The promise of word processing and email was that they were going to bring us friction-free communication and asynchronous convenience.  Friction-free meant we no longer had to totter down to the Post Office, with the envelope, letter, and stamp we had managed somehow to put together in a tidy, first-class threesome and beg the post office worker to deliver the menage to the addressee.

We were to be freed from all that drudgery and set loose on more creative tasks.

The asynchronous part was how we were going to be able to send that email when it was convenient for us, and the recipient was going to be able to open that email when it was convenient for her.  My cocktail hour, your morning coffee.

It sounds so civilized, it seems hard to believe that it didn’t work out that way.  Instead, what we got was information overload, because it was so easy to send those emails, and 24/7 connection, because somewhere along the way we lost track of civilization.  Now, anyone can email you at any time of day or night and feel entitled to be cross if she doesn’t hear back from you in an hour or two.

Enter Slack, and other similar “workplace software” or “team collaborative applications” designed to help you get a handle on the information overload and make workplaces more productive – by making text-based communication even easier to send and even more friction-free.

What do you think is the result?

You guessed it.  According to recent research, Slack is causing workplace nightmares.   Employees at large corporations that use the software are now averaging 200 slack messages per week.  That’s just the average.  Power users manage to spray the world with 1,000 Slack messages per day.

Instead of helping us control the email problem, Slack has just made matters worse.  It’s what I discussed in Can You Hear Me?  How to Connect with People in a Virtual World, published by Harvard in 2018.  This recent research was published after Can You Hear Me? came out, but it confirms what I say in the book.  When you make the cost of communication zero, you get more of it, and that’s not necessarily a good thing.

Our emails and Slack messages are misunderstood approximately 50% of the time.  But the research shows that we believe we understand and are understood 90% of the time.  Sadly, no.  Our accuracy rates for both writing and reading text is no better than chance.

Part of the reason is that we’ve responded to the information overload in two rational ways. First, we’ve become a world of skimmers.  We keep up with our flood of text by reading it less carefully.  That helps us get through it faster, but it leads to more errors.  Second, we’re writing shorter and shorter emails.  The research backs this up.  As we get more emails, we respond quickly with one and two words answers.  Also, the higher up we rise in an organization, the shorter our texts, Slack and emails become.  This economy of phrase, of course, compound the meaning felony by making misunderstanding even more common.
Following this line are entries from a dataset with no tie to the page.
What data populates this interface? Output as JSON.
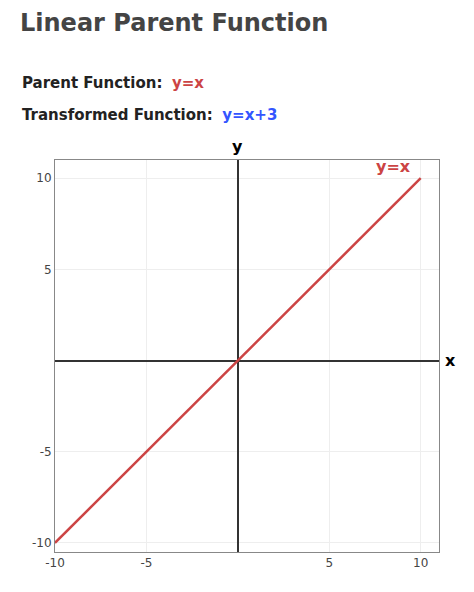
{
  "chart_data": {
    "type": "line",
    "title": "Linear Parent Function",
    "annotations": [
      {
        "text": "Parent Function:"
      },
      {
        "text": "y=x",
        "color": "#CC4444"
      },
      {
        "text": "Transformed Function:"
      },
      {
        "text": "y=x+3",
        "color": "#3355FF"
      }
    ],
    "xlabel": "x",
    "ylabel": "y",
    "x": [
      -10,
      10
    ],
    "series": [
      {
        "name": "y=x",
        "color": "#CC4444",
        "values": [
          -10,
          10
        ]
      }
    ],
    "xlim": [
      -10,
      11
    ],
    "ylim": [
      -10.5,
      11
    ],
    "xticks": [
      -10,
      -5,
      5,
      10
    ],
    "yticks": [
      -10,
      -5,
      5,
      10
    ],
    "grid": true,
    "legend": false
  }
}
Now, try to wrap your overloaded mind around what happens when the highest levels of executives in an organization, who are copied on everything because no one wants to leave them out, skim more and more, reply with fewer and fewer words, and themselves make mistakes in both comprehension and meaning half the time?

This situation is only getting worse, not better.  The pressures leading to this moment are only going to continue.  What will be the endgame?  Perfect inundation with perfect misunderstanding?  What will written work-based communication look like then?